Figure 2. Comparing predictive power decision-making in P&C underwriting
Source: Valen Analytics 2016 Study

Ensuring smooth implementation

It’s one thing to understand that analytics are needed in business, whether it be commercial auto or another line of insurance, and another to actually jump in and get started. History has shown that incorporating analytics helps companies improve the bottom line, but history alone has often proven to be a mediocre guide. It isn’t enough to help executives at the C-level understand and trust analytics initiatives. If insurers hope to become a data-driven company, business goals must merge with IT goals, and important steps must be taken to achieve this successfully. Project effectiveness must be measured regularly during implementation of an analytics project to build trust and gain C-level buy-in.

The first step is to set strategy and goals. Is the insurer’s goal to improve loss ratio, grow market share or reduce claim severity and frequency? Whatever is selected, the goal must be agreed upon and appropriate metrics assigned to measure the project’s effectiveness. Insurers can’t afford to take a black box approach to analytics, because without a certain degree of transparency, these initiatives can’t succeed in the skeptical insurance environment.

The second step is to ensure that suitable accommodations are made within a company to align internal communication across the entire team — from the C-suite to the front-line employees who will be using the analytics platform every day.

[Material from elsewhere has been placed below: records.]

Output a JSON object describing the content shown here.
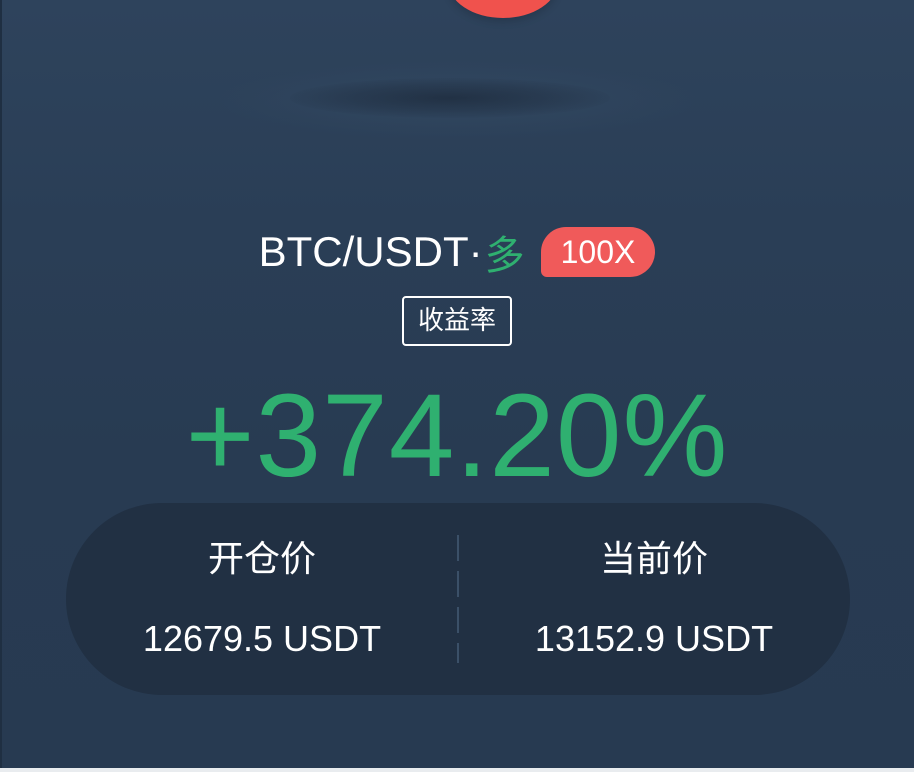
{
  "position": {
    "pair": "BTC/USDT",
    "separator": "·",
    "side": "多",
    "leverage": "100X"
  },
  "metric": {
    "label": "收益率",
    "value": "+374.20%"
  },
  "prices": {
    "open_label": "开仓价",
    "open_value": "12679.5 USDT",
    "current_label": "当前价",
    "current_value": "13152.9 USDT"
  },
  "colors": {
    "background": "#2b3f57",
    "positive": "#2fb070",
    "leverage_badge": "#f05a5a",
    "panel": "#213043"
  }
}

It’s important for everyone involved to be aligned with the project and its goals, designating one person or a team to address any questions about what it will change and their specific role in adapting to the change. In underwriting analytics, this is particularly important because if underwriters don’t use a predictive model appropriately, it could undermine the success of the project — especially without a solid implementation plan and excellent data quality.

Need the ‘human touch’

One of the most important aspects of a smooth implementation and success with an analytics project is to avoid letting the technology do all the work. Predictive models should guide and streamline, not maintain full control. Valen has conducted research showing that combining analytics insights with human touch creates the best results for underwriting, regardless of business line. The combination of humans and technology creates a 185 percent improvement in lift, a metric that shows the effectiveness of pricing and risk selection decisions.

Being plagued by uncertainty is an unacceptable state for any commercial auto insurer in today’s analytically-driven world. Remove the uncertainty by knowing what you insure, allowing a much more proactive approach to the commercial auto market.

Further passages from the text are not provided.